MUI Tojo Una-Una Bersiap Gelar Salat Istisqa di Tengah Kemarau Ekstrem

Redaksi : SINDITOnews.com

TOJO UNA-UNA — Majelis Ulama Indonesia (MUI) Kabupaten Tojo Una-Una menyatakan kesiapannya untuk menggelar Salat Istisqa dan doa bersama sebagai ikhtiar spiritual menghadapi kondisi kemarau ekstrem serta ancaman kebakaran hutan dan lahan (karhutla) yang terjadi di sejumlah wilayah Sulawesi Tengah.

Sekretaris MUI Kabupaten Tojo Una-Una, Ust. Fadli Nani, S.Pd.I., menyampaikan kesiapan tersebut saat dikonfirmasi melalui sambungan telepon, Minggu, 6 September 2026.

“Kami siap menyelenggarakan Salat Istisqa dan doa bersama,” tegas Fadli.

Pelaksanaan Salat Istisqa tersebut merupakan tindak lanjut atas seruan MUI Provinsi Sulawesi Tengah yang diterbitkan pada 1 September 2026. Seruan itu menjadi respons atas kondisi cuaca ekstrem, peningkatan suhu, serta potensi kebakaran hutan dan lahan yang dinilai semakin mengkhawatirkan.

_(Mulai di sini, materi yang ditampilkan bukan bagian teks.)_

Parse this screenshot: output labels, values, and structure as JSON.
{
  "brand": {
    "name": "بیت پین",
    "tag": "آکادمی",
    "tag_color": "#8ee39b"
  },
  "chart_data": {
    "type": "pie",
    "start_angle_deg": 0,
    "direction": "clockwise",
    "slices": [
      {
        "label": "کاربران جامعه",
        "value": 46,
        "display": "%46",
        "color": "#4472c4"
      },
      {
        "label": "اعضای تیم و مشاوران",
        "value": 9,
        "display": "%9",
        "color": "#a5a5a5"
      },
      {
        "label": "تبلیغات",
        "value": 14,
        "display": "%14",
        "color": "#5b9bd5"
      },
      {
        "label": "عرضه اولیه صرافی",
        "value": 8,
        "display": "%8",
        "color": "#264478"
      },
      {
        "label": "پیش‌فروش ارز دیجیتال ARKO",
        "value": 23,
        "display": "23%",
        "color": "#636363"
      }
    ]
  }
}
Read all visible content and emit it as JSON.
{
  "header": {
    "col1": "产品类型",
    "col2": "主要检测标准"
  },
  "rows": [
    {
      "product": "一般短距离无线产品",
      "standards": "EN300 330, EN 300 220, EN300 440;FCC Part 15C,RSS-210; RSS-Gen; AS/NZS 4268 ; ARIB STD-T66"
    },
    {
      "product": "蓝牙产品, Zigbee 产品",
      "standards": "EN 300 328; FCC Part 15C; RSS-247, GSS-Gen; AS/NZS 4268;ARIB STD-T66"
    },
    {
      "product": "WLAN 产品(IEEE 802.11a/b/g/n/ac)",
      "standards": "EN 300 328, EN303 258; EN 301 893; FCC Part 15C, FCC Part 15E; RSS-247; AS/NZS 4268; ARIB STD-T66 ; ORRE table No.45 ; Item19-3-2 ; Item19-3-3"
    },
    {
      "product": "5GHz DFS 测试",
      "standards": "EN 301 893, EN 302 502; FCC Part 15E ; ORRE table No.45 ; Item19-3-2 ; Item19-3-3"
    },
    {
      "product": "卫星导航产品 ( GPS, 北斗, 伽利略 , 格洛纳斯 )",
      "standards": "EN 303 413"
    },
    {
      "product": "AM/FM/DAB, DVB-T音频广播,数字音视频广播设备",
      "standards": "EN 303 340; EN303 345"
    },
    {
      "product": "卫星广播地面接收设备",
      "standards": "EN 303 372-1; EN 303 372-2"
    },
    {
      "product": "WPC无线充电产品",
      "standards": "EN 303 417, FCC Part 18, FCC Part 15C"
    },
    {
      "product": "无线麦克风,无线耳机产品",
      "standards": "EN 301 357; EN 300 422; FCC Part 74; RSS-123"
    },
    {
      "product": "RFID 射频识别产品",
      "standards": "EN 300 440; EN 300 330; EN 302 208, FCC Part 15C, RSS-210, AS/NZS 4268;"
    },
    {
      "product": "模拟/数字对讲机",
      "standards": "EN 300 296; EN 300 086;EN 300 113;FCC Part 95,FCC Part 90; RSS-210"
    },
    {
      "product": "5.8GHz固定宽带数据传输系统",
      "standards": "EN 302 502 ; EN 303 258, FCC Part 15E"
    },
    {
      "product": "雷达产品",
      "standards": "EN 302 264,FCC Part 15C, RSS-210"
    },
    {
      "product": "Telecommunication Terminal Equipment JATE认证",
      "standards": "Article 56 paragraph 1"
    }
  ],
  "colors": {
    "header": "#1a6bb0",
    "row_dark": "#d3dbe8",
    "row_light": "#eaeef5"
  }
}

MUI Tojo Una-Una menyatakan tidak ingin menunda pelaksanaan ibadah tersebut. Sejumlah persiapan dan koordinasi dengan pihak terkait akan segera dilakukan guna memastikan kegiatan dapat berlangsung dengan baik.

“Untuk pelaksanaan, kami akan melakukan koordinasi dengan pihak terkait, dalam hal ini Kementerian Agama dan Pemda Tojo Una-Una. Kami akan menghubungi Sekda terkait fasilitas seperti sound system dan tempat pelaksanaan,” jelasnya.

Menurut Fadli, koordinasi dengan para pemangku kebijakan akan dilakukan dalam waktu dekat. MUI Tojo Una-Una juga akan menentukan lokasi serta waktu pelaksanaan Salat Istisqa setelah proses koordinasi tersebut dilakukan.

“Dalam waktu dekat, kami akan menyelenggarakan Salat Istisqa,” tambahnya.

Langkah tersebut menjadi bagian dari gerakan serentak yang didorong melalui Surat Instruksi Resmi Nomor B/25/DP-P/XXIII/IX/2026.

Surat yang ditandatangani Ketua Umum MUI Sulawesi Tengah, H.S. Ali Muhammad Aljufri, bersama Sekretaris Umum, Sofyan Thaha Bachmid, itu menginstruksikan Pengurus MUI kabupaten/kota, organisasi kemasyarakatan (Ormas) Islam, takmir masjid, serta umat Islam di Sulawesi Tengah untuk melaksanakan Salat Istisqa dan doa bersama.

Di tengah kondisi kemarau ekstrem dan ancaman karhutla, Salat Istisqa diharapkan menjadi momentum bagi umat Islam untuk bermunajat dan memohon kepada Allah SWT agar segera diberikan hujan, sekaligus memohon keselamatan bagi masyarakat dan lingkungan.

Selain sebagai ikhtiar spiritual, kegiatan tersebut diharapkan dapat memperkuat kepedulian masyarakat terhadap kondisi lingkungan serta mendorong semua pihak untuk bersama-sama menghadapi dampak cuaca ekstrem.